I know I’ve mentioned it on previous posts, but if you mention fencing I’m legally obligated to mention On Guard (Le Bossu):
http://www.imdb.com/title/tt0118756/?ref_=nv_sr_1
(Some bits also available on YouTube for your viewing pleasure.)
Christopher Lee, of course, also wielded a lightsaber …
The other (relatively) modern movie that hooked me on swordfighting was the orginal Wesley Snipes Blade.
(Well, to say nothing of various Chinese movies, Crouching Tiger not least amongst them.)
In this modern age, with lots of gun dakka, there is something *personal* about swords and swordplay as a means of defending oneself.
Did you ever see “Ice Pirates”? One of the conceits of that silly space opera movie is that with reflective armor, lasers are NOT very effective. So what do protagonists and antagonists use? Swords, of course.

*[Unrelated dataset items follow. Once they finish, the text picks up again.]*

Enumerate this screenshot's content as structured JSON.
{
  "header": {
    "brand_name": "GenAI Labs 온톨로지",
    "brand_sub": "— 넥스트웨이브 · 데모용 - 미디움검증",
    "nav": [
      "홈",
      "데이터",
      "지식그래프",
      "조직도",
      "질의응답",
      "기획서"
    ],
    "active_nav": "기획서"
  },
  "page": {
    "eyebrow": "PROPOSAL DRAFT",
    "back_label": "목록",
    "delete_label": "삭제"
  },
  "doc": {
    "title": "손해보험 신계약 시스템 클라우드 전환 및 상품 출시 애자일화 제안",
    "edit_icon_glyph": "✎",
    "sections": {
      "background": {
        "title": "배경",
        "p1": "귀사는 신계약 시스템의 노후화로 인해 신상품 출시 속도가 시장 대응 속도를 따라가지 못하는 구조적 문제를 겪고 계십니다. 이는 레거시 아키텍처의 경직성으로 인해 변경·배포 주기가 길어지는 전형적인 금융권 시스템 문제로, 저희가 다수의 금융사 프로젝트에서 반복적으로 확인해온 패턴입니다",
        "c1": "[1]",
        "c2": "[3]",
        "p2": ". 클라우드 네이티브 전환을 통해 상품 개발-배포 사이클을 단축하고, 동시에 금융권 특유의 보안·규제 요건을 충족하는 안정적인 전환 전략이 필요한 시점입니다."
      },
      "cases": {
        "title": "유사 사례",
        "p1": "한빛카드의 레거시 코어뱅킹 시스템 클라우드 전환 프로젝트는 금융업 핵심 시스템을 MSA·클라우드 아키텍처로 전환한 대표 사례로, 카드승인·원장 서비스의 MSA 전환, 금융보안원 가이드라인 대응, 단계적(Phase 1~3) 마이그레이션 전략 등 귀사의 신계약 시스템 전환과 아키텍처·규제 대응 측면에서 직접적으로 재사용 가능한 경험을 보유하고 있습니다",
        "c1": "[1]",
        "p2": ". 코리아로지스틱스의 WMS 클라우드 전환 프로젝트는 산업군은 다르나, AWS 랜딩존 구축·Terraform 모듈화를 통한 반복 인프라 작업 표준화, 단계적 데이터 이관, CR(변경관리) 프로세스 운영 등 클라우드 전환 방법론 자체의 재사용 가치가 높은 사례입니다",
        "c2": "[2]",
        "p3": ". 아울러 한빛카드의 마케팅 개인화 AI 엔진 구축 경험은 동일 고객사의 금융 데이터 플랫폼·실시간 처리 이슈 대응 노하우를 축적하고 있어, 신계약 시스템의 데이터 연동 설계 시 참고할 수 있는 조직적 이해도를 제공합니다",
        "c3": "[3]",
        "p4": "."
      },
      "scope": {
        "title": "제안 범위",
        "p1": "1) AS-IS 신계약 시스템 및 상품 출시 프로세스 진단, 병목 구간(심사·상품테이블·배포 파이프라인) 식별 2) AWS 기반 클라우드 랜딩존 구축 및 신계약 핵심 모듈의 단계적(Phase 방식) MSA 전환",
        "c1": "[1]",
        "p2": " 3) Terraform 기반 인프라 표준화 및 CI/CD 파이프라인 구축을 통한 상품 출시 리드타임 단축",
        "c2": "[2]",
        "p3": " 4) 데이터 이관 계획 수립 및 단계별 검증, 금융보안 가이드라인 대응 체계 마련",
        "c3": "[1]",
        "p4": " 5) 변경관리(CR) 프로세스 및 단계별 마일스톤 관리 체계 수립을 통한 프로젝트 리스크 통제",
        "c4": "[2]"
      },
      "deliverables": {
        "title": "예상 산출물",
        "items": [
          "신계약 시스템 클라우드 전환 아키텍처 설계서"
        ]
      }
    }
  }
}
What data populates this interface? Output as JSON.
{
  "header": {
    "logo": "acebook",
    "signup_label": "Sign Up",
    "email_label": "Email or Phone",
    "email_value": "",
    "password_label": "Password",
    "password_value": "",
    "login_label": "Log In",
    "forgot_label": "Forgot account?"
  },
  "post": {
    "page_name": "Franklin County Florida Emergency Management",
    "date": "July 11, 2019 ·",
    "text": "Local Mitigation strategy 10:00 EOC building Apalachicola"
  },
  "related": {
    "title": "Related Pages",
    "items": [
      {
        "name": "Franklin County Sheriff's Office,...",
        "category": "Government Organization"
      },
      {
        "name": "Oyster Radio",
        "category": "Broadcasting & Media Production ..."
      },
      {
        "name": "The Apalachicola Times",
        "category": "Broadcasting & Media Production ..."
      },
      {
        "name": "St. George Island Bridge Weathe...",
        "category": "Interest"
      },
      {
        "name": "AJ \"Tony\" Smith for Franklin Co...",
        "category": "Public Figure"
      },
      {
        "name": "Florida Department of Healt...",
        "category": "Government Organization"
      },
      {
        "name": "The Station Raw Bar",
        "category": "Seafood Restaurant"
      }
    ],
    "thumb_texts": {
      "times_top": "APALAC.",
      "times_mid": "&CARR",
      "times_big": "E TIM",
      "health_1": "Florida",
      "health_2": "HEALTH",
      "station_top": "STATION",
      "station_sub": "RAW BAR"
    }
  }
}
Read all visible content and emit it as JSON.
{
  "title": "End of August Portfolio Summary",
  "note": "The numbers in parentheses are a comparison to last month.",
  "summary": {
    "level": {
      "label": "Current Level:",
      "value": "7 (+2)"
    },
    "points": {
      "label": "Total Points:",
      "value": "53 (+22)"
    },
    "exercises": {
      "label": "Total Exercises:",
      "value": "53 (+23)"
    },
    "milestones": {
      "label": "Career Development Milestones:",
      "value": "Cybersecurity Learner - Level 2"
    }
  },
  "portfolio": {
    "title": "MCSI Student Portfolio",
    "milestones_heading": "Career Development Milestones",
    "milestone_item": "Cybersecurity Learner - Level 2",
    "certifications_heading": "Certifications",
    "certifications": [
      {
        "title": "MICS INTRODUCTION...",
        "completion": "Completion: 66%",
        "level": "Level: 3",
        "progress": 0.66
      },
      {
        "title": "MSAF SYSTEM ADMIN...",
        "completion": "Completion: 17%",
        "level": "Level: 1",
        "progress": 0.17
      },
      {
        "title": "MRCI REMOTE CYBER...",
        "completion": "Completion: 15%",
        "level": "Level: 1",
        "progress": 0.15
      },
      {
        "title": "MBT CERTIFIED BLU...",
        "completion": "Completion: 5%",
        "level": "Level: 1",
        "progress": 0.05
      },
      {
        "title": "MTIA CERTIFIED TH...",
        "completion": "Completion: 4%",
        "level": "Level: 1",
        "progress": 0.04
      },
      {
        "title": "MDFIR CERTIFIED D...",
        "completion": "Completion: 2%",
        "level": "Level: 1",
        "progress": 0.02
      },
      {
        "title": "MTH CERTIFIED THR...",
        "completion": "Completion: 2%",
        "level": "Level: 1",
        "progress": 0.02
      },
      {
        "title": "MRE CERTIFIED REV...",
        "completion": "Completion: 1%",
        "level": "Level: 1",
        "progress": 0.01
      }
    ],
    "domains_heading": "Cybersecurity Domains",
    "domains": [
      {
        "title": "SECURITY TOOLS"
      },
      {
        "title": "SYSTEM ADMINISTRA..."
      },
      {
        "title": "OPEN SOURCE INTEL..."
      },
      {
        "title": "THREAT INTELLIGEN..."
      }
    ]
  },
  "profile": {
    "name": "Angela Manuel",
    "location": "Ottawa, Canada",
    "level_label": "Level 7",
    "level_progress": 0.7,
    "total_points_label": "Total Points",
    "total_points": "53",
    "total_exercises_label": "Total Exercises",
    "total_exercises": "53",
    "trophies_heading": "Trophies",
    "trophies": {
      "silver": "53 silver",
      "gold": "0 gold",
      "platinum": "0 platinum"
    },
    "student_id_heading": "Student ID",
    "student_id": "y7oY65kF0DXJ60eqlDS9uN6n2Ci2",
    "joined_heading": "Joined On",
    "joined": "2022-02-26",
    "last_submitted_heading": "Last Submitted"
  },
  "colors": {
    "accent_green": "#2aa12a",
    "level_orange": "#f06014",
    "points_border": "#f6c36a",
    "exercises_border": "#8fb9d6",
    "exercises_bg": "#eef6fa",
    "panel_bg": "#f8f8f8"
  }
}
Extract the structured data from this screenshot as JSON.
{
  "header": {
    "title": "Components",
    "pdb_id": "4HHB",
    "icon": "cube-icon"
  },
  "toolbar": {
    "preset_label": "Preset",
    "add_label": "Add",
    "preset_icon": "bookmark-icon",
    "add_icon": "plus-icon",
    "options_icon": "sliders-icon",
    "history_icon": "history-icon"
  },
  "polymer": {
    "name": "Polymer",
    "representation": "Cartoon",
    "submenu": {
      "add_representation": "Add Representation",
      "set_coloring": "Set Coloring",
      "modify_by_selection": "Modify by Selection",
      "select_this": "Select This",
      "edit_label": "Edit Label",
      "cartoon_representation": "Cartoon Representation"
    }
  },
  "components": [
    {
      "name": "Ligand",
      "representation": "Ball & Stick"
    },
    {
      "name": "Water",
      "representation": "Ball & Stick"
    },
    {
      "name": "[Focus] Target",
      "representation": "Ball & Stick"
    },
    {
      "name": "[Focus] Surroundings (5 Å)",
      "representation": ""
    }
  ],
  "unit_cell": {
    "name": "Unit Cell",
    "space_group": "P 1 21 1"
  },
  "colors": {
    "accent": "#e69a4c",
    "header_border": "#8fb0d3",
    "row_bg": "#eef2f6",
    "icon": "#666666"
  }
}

I love Errol Flynn ands his clashes with Basil Rathbone in The Adventures of Robin Hood and Captain Blood, but their excitement is as much due to Michael Curtiz’s flamboyant direction as to the fighting itself. For my money, the best of all movie swordfights is Tyrone Power and Basil Rathbone in The Mark of Zorro. It’s fought in a constricted space, which makes it all the more intense, and the movements are faster than any other fight that I can think of; there are few extraneous flourishes – you can really believe that these are two highly skilled men whose every move is intended to kill the other. Another great one is Tony Curtis and Ross Martin’s sabre battle in The Great Race.
@ Joe: Thanks for the reminder, both for On Guard, and for Lee in the SW movie.
@ PrinceJvstin: No, never saw Ice Pirates, heard bad things so I stayed away. Likewise haven’t seen something called The Musketeer, with Tim Roth.
@emcgargle: I own a copy of the Mark of Zorro, it’s priceless! Santa Maria! You’re right in that you see what it means when you have two skilled people. I counted the Flynn/Rathbone movies first because those were the ones I’d seen first.
There is nothing bad about The Ice Pirates unless you don’t like that kind of humor.
I can’t think of an Errol Flynn sword-fighting movie in which the sword fighting doesn’t annoy me. Especially Robin Hood with those floppy swords.
A modern one I enjoy is The Count of Monte Cristo, with Caviezel and Pearce.
@ Jeff. Absolutely agree with regard to that version of the Count of Monte Cristo, though an earlier one with Richard Chamberlain wasn’t horrible. I do think that in many ways, and barring a few obvious examples, the swordplay is better in modern films.
What? No love for Richard Lester’s Robin and Marian or Ridley Scott’s The Duelist or Kingdom of Heaven. All great film were the duels play a pivotal or central role in the story.
The Duelist alone for William Hobbs choreography, using the techniques of small-sword, saber, and saber on horseback. The entire movie is based on the dueling culture of the beginning of the 19th Century.
@ arn-toura: Wow, thanks for these recommendations. Robin and Marion I saw, once, many years ago and frankly don’t remember. I only have a vague awareness of the other two films, but I’m going to find them now. Thanks again.
I don’t remember a lot of The Duellists, but I did like the ending. A lot.
[…] up on my recent sword-fighting posts, I’d like to talk about two ERB novels that are much less well-known than the ones I refer to […]
Hi Violette
Really good observations about the sword being a personal weapon, and more suited to a character driven story then a gun. I also think it rings true as a more ‘human’ form of combat. Especially when modern warfare is so dehumanising; where lives are reduced to numbers and hundreds of people can be killed simply by pushing a button. And as grisly as sword fighting could be, it’s sounds marginally less scary then warfare today. But then, I’ve never been in a war.
@ Connor. I know I’ve read somewhere that one of the reasons swords and other such weapons (long bows) were replaced by guns and cannons, etc. is that it takes much less time to train someone to use them properly.
Significantly, Musketeers aren’t known for their use of muskets (at least in fiction) but for their swordsmanship. Sooner or later, they had to look an enemy in the eye, and kill them personally.